Cooked rolls, if heated to a temperature of 145°F, are OK to eat during pregnancy if made with low-mercury fish.

Healthline

When choosing a roll with cooked seafood, the Food and Drug Administration (FDA) tells pregnant women to avoid these high-mercury fish:

  • swordfish
  • tilefish
  • king mackerel
  • marlin
  • orange roughy
  • shark
  • bigeye tuna

“Fish high in mercury tends to have mercury levels of more than 0.3 parts per million,” says Valle.

However, a California roll, which is one of the more popular sushi rolls, is often made with imitation crab meat. Since this type of crab meat is cooked and made from lower-mercury fish, it’s generally considered safe for a pregnant woman to eat.

When it comes to any sushi roll with seafood, make sure to ask about the ingredients. You may think you’re just getting crab meat or shrimp, but there could be other types of fish in there that are high in mercury.

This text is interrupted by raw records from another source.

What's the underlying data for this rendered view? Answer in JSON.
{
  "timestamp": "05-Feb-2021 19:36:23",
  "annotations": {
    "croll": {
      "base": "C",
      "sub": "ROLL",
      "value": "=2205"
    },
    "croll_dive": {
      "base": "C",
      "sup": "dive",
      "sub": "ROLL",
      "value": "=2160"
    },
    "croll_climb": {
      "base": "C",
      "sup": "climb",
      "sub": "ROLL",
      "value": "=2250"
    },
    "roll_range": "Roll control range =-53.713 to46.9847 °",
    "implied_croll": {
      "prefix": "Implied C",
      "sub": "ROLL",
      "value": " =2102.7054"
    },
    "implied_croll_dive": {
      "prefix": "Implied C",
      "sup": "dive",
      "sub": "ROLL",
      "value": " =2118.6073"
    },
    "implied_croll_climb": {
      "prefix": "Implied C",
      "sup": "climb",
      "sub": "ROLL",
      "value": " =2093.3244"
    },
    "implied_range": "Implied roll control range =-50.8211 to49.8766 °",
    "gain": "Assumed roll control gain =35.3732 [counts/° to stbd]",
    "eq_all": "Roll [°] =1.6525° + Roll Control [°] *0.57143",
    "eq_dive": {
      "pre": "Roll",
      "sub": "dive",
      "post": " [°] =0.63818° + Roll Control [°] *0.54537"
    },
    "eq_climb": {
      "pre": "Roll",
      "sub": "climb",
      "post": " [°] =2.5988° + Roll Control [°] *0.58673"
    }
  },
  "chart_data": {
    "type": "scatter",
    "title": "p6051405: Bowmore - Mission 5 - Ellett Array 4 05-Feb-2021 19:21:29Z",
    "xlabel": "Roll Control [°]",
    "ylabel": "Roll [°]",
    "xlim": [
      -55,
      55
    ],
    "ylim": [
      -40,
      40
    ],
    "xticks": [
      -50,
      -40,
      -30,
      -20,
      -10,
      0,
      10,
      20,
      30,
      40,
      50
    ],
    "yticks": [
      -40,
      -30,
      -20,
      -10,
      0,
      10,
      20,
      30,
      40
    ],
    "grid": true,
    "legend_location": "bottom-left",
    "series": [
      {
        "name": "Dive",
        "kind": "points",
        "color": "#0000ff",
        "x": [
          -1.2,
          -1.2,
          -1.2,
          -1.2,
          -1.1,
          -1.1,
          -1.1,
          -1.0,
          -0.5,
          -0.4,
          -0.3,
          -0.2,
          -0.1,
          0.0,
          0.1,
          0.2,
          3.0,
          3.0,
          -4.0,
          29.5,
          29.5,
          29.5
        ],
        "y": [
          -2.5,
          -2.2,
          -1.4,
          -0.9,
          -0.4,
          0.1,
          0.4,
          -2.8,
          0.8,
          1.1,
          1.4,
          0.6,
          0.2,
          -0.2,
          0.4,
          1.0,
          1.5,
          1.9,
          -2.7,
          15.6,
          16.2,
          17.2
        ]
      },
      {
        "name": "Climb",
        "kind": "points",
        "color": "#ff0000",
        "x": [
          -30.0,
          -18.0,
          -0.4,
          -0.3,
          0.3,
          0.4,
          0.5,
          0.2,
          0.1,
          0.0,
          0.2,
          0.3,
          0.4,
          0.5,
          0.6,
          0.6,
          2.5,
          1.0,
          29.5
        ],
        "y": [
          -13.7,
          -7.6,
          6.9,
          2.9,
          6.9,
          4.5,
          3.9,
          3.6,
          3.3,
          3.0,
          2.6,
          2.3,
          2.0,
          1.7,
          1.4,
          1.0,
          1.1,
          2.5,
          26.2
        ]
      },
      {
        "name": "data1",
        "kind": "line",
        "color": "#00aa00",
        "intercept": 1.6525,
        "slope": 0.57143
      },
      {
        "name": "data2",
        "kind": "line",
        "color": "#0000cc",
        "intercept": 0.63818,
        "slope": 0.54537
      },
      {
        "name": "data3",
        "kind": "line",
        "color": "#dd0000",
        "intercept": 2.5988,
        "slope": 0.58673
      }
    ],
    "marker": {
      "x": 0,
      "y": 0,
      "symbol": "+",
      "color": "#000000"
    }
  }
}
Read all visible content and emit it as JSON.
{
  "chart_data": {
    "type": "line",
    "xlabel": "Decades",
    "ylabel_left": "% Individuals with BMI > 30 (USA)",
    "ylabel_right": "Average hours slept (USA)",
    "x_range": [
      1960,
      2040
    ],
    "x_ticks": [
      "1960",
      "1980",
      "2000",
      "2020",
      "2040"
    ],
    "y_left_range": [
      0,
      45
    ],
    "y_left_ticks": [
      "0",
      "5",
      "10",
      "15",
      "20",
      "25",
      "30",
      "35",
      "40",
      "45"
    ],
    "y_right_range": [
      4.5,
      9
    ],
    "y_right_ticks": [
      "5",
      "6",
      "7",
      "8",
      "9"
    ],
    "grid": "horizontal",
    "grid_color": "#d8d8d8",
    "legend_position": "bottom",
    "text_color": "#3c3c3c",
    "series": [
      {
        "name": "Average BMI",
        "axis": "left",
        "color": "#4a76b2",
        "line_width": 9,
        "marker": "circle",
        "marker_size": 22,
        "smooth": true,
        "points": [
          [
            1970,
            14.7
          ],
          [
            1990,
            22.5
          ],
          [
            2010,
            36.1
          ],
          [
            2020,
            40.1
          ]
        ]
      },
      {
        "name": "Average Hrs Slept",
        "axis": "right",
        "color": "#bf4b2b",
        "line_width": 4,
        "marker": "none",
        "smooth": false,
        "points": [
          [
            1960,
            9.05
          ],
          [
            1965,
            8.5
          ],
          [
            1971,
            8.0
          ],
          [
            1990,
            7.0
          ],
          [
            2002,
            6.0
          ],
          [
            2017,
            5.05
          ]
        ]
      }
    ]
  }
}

Some commonly cooked rolls you may see on a menu include:

  • California roll
  • ebi roll (shrimp)
  • unagi roll (cooked eel)
  • spicy chicken sushi roll
  • spicy crab roll
  • spicy shrimp roll
  • chicken katsu roll

Some common vegan rolls you may see on a menu include:

  • cucumber maki roll
  • cucumber avocado roll
  • shiitake mushroom roll
  • Futomaki roll (when vegan)

Pregnancy is a time to pay extra attention to what you put in your body. Knowing the ingredients in the foods you eat can help keep you and your growing baby safe. When eating out, always ask about the ingredients in a sushi roll, and make sure to specify that you can’t eat any raw fish.

If you’re unsure about what you should and shouldn’t be eating over the next 9 months, talk with your doctor or a registered dietician. They can help you create a diet that is both safe and satisfying.